Yes, but how hard do you really push the K6-2?
> If you want to get really picky about it, you need to include the fact
> that RISC code is generally "bigger" by 20 or 30% due to more
> instructions needed (reduce instruction set, remember.) So 512KB
> cache on decent x86 is closer to say 630KB+ on RISC.
True, but keep in mind, for best performance on a pentium or better machine,
you write it in a riscish manor that has nearly identical inflation factors.
For instance, you do not want to do adds to memory, so you alway mov your words
to a register before you add it, just like you ld your words on a SPARC. Other
wise, you loose your parallelism between the two pipes. This is covered fairly
thoroughly in Michael Abrams black book (the guy who make Quake actuall work
decently on a Pentium instead of only PA-Risc).
>> pretty nice in this instance for a few reasons. First it is possible to get
>> more cache
> Up to 8MB on some chips/systems.
Cool. I didn't know that sparcs went that high. That would be really cool.
Get a 10 proc SS1k. It would have more L2 cache than some of my machines have
RAM.
>>Another problem with Intel (for some tasks) is floating point performance.
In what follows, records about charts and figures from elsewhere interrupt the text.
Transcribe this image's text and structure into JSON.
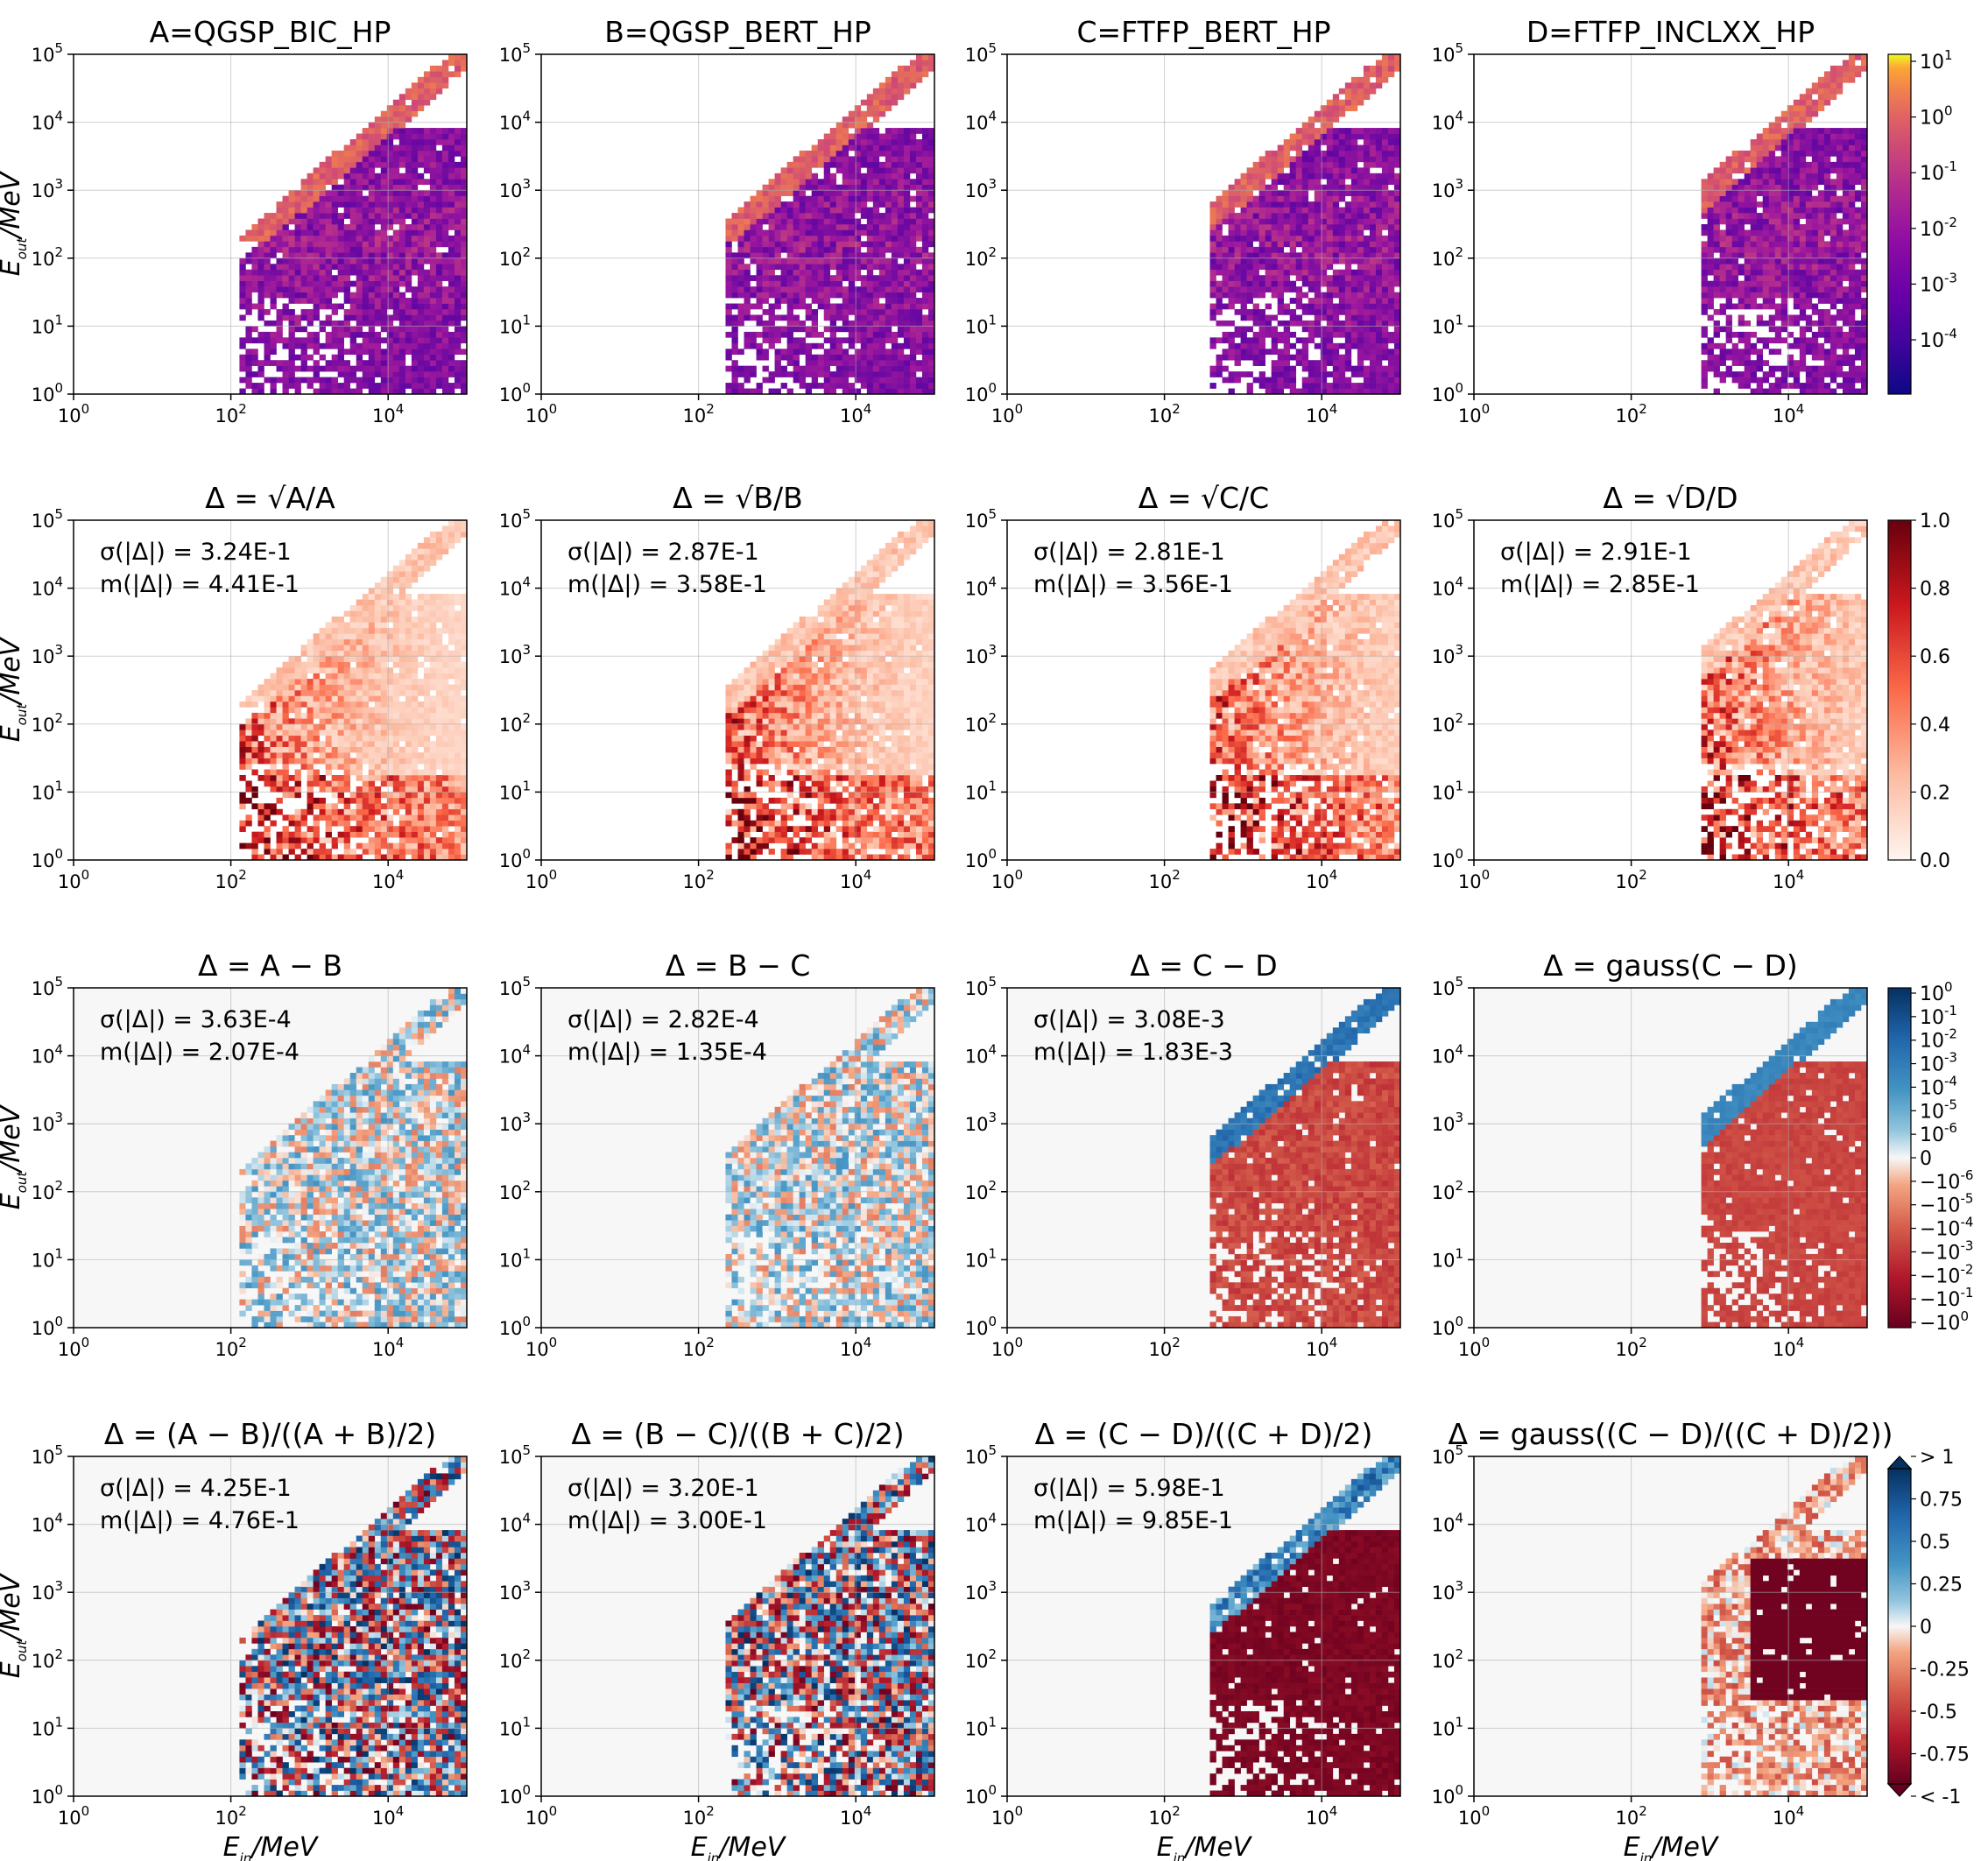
{
  "chart_data": {
    "type": "heatmap",
    "grid_shape": "4 rows x 4 columns of 2D histogram panels",
    "x_axis": {
      "label_base": "E",
      "label_sub": "in",
      "label_unit": "/MeV",
      "scale": "log",
      "range": [
        1,
        100000
      ],
      "tick_labels": [
        "10^0",
        "10^2",
        "10^4"
      ]
    },
    "y_axis": {
      "label_base": "E",
      "label_sub": "out",
      "label_unit": "/MeV",
      "scale": "log",
      "range": [
        1,
        100000
      ],
      "tick_labels": [
        "10^0",
        "10^1",
        "10^2",
        "10^3",
        "10^4",
        "10^5"
      ]
    },
    "grid": true,
    "rows": [
      {
        "row": 1,
        "colormap": "plasma",
        "colorbar": {
          "scale": "log",
          "range": [
            2e-05,
            10
          ],
          "tick_labels": [
            "10^1",
            "10^0",
            "10^-1",
            "10^-2",
            "10^-3",
            "10^-4"
          ]
        },
        "panels": [
          {
            "title": "A=QGSP_BIC_HP"
          },
          {
            "title": "B=QGSP_BERT_HP"
          },
          {
            "title": "C=FTFP_BERT_HP"
          },
          {
            "title": "D=FTFP_INCLXX_HP"
          }
        ]
      },
      {
        "row": 2,
        "colormap": "Reds",
        "colorbar": {
          "scale": "linear",
          "range": [
            0.0,
            1.0
          ],
          "tick_labels": [
            "1.0",
            "0.8",
            "0.6",
            "0.4",
            "0.2",
            "0.0"
          ]
        },
        "panels": [
          {
            "title": "Δ = √A/A",
            "sigma": "σ(|Δ|) = 3.24E-1",
            "median": "m(|Δ|) = 4.41E-1"
          },
          {
            "title": "Δ = √B/B",
            "sigma": "σ(|Δ|) = 2.87E-1",
            "median": "m(|Δ|) = 3.58E-1"
          },
          {
            "title": "Δ = √C/C",
            "sigma": "σ(|Δ|) = 2.81E-1",
            "median": "m(|Δ|) = 3.56E-1"
          },
          {
            "title": "Δ = √D/D",
            "sigma": "σ(|Δ|) = 2.91E-1",
            "median": "m(|Δ|) = 2.85E-1"
          }
        ]
      },
      {
        "row": 3,
        "colormap": "RdBu (symlog)",
        "colorbar": {
          "scale": "symlog",
          "range": [
            -1,
            1
          ],
          "tick_labels": [
            "10^0",
            "10^-1",
            "10^-2",
            "10^-3",
            "10^-4",
            "10^-5",
            "10^-6",
            "0",
            "−10^-6",
            "−10^-5",
            "−10^-4",
            "−10^-3",
            "−10^-2",
            "−10^-1",
            "−10^0"
          ]
        },
        "panels": [
          {
            "title": "Δ = A − B",
            "sigma": "σ(|Δ|) = 3.63E-4",
            "median": "m(|Δ|) = 2.07E-4"
          },
          {
            "title": "Δ = B − C",
            "sigma": "σ(|Δ|) = 2.82E-4",
            "median": "m(|Δ|) = 1.35E-4"
          },
          {
            "title": "Δ = C − D",
            "sigma": "σ(|Δ|) = 3.08E-3",
            "median": "m(|Δ|) = 1.83E-3"
          },
          {
            "title": "Δ = gauss(C − D)"
          }
        ]
      },
      {
        "row": 4,
        "colormap": "RdBu",
        "colorbar": {
          "scale": "linear",
          "range": [
            -1,
            1
          ],
          "extend": "both",
          "tick_labels": [
            "> 1",
            "0.75",
            "0.5",
            "0.25",
            "0",
            "-0.25",
            "-0.5",
            "-0.75",
            "< -1"
          ]
        },
        "panels": [
          {
            "title": "Δ = (A − B)/((A + B)/2)",
            "sigma": "σ(|Δ|) = 4.25E-1",
            "median": "m(|Δ|) = 4.76E-1"
          },
          {
            "title": "Δ = (B − C)/((B + C)/2)",
            "sigma": "σ(|Δ|) = 3.20E-1",
            "median": "m(|Δ|) = 3.00E-1"
          },
          {
            "title": "Δ = (C − D)/((C + D)/2)",
            "sigma": "σ(|Δ|) = 5.98E-1",
            "median": "m(|Δ|) = 9.85E-1"
          },
          {
            "title": "Δ = gauss((C − D)/((C + D)/2))"
          }
        ]
      }
    ]
  }
}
>>When Intel quotes benchmarks saying how fast they are, they are almost always
>>using single precision. However, almost everything uses double, which Intel
>>is no where near as good at.
>
> Slightly less than half the numbers quoted for single-precision.
Well, they are never twice as fast as the competition, so slightly less than
half means significantly below the competition.
>>Then, there is the general worthlessness of MMX and SSE. SSE2 might be decent
>>but they crippled the P4 is other ways meaning that you have to rewrite for
>>SSE2 if you want decent performance at all.
>
> The main boost seen from early MMX implementations was the increase in
> L2 cache size for the original Pentiums. SSE dunno. However Intel did
> one thing right when they added hw rotate instruction, which is used
> in crypto code and makes it faster.
Yes, rotates are good for crypto, as are the 32bit registers. I wonder how
much this really helps people running web servers as opposed to people running
distributed.net.
> The REAL thing I am seeing in my x86/OpenBSD systems is that the
> performance isn't balanced - I/O on stock hw is not that great until
> you buy good quality 7200 or 10K drives, good PCI enet cards, etc.